IBM's Community Source Could Redefine RUP
BetaNews posted an interview today with Doug Heintzman, VP of Strategy and Technology for IBM's Software Group; the focus of the article was on IBM's new Community Source initiative, a hybrid open/closed source development strategy.
Now, blending open and closed source isn't exactly new or news. The development strategies of IBM, Novell, RedHat, Sun, Apple, Oracle, BEA and a host of other major software outfits have all shifted from completely closed to a mix of open/closed over the last several years.
The idea behind IBM's approach is to incorporate some of the techniques of open source into their internal more traditional top-down methodology. However, there is a striking statement in the opening paragraph of Mr. Heintzman's seemingly innocuous corporate-message-laden interview: "...we have decided to move to a new development methodology."
That's right - IBM, the company that owns Rational and that stalwart of the corporate IT development shop, the Rational Unified Process - has decided to move to a new development methodology.
Continuing the dissection, another quote from Mr. Heintzman: "Increasingly our products are assembled from components instead of architected from the top down." The most prevalent example of this approach is the open source Eclipse project, the framework for which is now being used in IBM products such as Lotus Notes and Rational Application Developer, which combines the previously separate WebSphere IDE and Rational modeling and testing tools into one application.

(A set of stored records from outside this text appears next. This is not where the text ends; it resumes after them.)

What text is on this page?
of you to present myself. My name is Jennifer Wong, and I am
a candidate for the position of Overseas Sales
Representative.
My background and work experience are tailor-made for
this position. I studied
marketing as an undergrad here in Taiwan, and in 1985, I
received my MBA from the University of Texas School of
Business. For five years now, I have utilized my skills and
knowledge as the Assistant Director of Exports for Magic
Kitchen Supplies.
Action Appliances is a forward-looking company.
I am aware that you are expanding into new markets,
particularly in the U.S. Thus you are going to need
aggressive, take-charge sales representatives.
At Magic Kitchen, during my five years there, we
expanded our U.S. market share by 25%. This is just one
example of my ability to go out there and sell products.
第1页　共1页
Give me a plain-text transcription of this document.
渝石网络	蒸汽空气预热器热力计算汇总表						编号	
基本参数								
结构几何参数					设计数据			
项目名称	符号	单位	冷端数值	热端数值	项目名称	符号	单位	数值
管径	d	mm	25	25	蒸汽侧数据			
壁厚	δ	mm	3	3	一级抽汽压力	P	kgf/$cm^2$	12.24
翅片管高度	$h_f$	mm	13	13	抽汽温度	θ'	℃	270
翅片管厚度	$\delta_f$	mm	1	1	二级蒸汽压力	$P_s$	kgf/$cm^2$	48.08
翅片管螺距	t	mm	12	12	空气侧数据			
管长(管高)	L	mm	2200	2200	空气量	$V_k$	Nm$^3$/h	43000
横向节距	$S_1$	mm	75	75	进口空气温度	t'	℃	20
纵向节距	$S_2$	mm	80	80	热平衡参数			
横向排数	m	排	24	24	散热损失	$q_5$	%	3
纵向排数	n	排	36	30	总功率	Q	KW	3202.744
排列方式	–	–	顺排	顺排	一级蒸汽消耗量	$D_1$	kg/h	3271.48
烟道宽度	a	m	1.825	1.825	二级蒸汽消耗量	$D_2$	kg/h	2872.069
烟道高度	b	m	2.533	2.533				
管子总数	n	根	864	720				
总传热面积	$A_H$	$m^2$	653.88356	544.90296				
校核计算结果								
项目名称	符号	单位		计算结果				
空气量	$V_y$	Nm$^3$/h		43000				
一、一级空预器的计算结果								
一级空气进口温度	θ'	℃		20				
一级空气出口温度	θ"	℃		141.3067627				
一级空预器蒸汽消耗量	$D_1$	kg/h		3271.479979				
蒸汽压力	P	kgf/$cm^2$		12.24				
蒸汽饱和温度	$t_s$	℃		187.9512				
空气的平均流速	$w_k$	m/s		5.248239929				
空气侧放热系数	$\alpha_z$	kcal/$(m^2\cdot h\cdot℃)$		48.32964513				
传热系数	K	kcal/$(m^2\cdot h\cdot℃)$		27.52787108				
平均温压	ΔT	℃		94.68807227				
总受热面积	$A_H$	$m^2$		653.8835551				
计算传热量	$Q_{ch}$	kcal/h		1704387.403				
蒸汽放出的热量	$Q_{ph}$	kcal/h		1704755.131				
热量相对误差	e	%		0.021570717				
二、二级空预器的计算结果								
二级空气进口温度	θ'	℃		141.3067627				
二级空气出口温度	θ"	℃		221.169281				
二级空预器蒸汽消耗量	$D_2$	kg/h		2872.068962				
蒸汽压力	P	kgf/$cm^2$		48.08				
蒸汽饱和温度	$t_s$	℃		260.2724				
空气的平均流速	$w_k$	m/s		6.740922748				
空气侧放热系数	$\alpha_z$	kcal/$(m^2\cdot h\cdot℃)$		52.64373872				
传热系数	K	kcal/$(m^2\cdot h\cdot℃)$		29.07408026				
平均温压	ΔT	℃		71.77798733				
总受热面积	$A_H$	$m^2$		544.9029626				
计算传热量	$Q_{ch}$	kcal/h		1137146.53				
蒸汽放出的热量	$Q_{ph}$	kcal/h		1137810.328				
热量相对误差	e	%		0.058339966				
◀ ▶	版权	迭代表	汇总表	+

Heintzman goes on to describe another area where IBM's Community Source initiative borrows from open source: "...there's also a tremendous amount of potential innovation that is locked up in the heads of the front line programmers and we try to liberate that creativity and the innovative potential of all of those people."
Though the concept of developer-driven software projects is a central tenet of the open source community, another example of a group which takes this approach immediately comes to mind - one of IBM's key up-and-coming competitors - Google. A number of key popular Google features have started as the brainchild of one of their developers. From IBM's perspective, if they allow their own developers to take the lead in launching projects internally, the chances of creating a Google-killer increases. Of course, later on in the article Heintzman basically shoots this idea in the foot, by acknowledging that IBM doesn't necessarily allow developers to work on projects that they aren't specifically assigned to, as Google does.
Still, there is a stark contrast between the rigorous business-driven approach espoused by Rational and the concept of developer-driven projects. While it remains to be seen if IBM's internal shift will have any impact on the way they approach communicating the Rational Unified Process to customers, it is interesting to see that lighter weight methodologies like Agile and XP which are readily used in open source development could potentially have ramifications for the more stringent RUP.